IPS-Inter Press Service Deutschland gGmbH
IPS-Tagesdienst vom 12. September 2012

Afghanistan:
Friedensarbeit nach Graswurzelart - Lokale Gemeinschaften im Fokus

von Giuliano Battiston



Kabul, 12. September (IPS) - Mehr als ein Jahrzehnt nach dem Fall der Taliban befindet sich Afghanistan nach wie vor im Krieg. Friedensaktivisten machen für das bisherige Scheitern der Friedensbemühungen einen Kommunikationsmangel im Umgang mit der Landbevölkerung verantwortlich.
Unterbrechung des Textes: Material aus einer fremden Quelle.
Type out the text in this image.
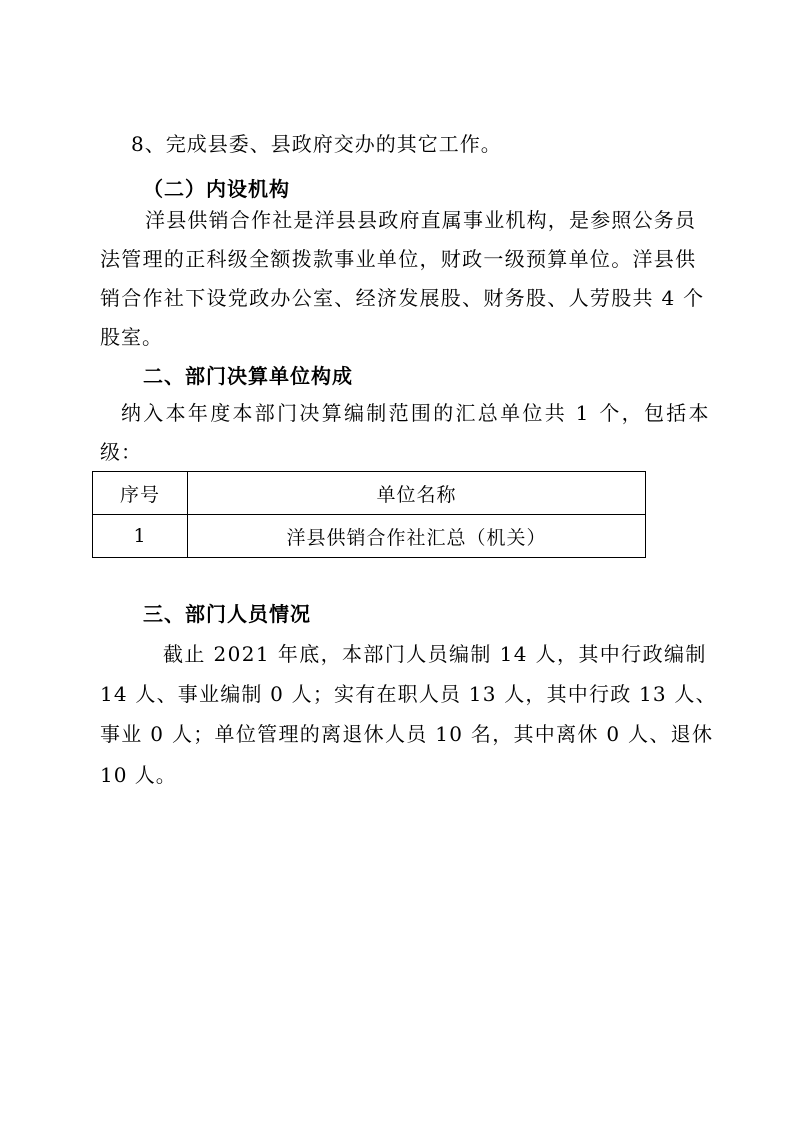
8、完成县委、县政府交办的其它工作。

（二）内设机构

洋县供销合作社是洋县县政府直属事业机构，是参照公务员

法管理的正科级全额拨款事业单位，财政一级预算单位。洋县供

销合作社下设党政办公室、经济发展股、财务股、人劳股共 4 个

股室。

二、部门决算单位构成

纳入本年度本部门决算编制范围的汇总单位共 1 个，包括本

级：

序号	单位名称
1	洋县供销合作社汇总（机关）

三、部门人员情况

截止 2021 年底，本部门人员编制 14 人，其中行政编制

14 人、事业编制 0 人；实有在职人员 13 人，其中行政 13 人、

事业 0 人；单位管理的离退休人员 10 名，其中离休 0 人、退休

10 人。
Sie haben im Vorfeld der Vollversammlung zur Förderung einer Friedenskultur am 14. September einen Paradigmenwechsel gefordert. Während Regierungsvertreter angesichts des für 2014 anvisierten Abzugs der internationalen Streitkräfte neue Anstrengungen unternehmen, mit den regierungsfeindlichen Gruppen ins Gespräch zu kommen, sind sie verstärkt auf der Graswurzelebene im Einsatz.
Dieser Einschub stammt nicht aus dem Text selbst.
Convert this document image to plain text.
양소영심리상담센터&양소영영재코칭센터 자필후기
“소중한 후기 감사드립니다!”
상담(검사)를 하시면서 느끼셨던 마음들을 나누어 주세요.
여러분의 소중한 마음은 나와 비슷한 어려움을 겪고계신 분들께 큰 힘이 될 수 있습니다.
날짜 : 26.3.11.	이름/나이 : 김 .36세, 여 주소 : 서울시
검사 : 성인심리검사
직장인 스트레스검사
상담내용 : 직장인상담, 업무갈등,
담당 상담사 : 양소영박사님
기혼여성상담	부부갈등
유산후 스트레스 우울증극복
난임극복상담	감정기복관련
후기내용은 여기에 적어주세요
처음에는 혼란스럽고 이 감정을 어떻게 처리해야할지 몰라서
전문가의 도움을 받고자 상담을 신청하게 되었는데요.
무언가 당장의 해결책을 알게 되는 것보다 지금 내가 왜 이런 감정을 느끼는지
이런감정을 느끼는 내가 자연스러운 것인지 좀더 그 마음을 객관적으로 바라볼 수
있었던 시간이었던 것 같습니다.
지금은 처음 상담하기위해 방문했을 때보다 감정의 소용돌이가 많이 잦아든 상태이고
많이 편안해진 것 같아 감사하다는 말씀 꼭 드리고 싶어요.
Die Friedensorganisationen halten die staatlichen Versuche, die Taliban in den Friedensprozess einzubinden, für wenig erfolgreich. "Ich bin nicht sehr optimistisch, was den Frieden angeht", meint Sima Samar, Leiterin von Afghanistans Unabhängiger Menschenrechtskommission im IPS-Gespräch. "Es gibt derzeit eine Art negativen Verhandlungswettbewerb mit viel zu vielen Akteuren, die versuchen, ihre eigenen Interessen durchzusetzen. Außerdem ist unklar, wer mit wem warum und worüber sprechen soll."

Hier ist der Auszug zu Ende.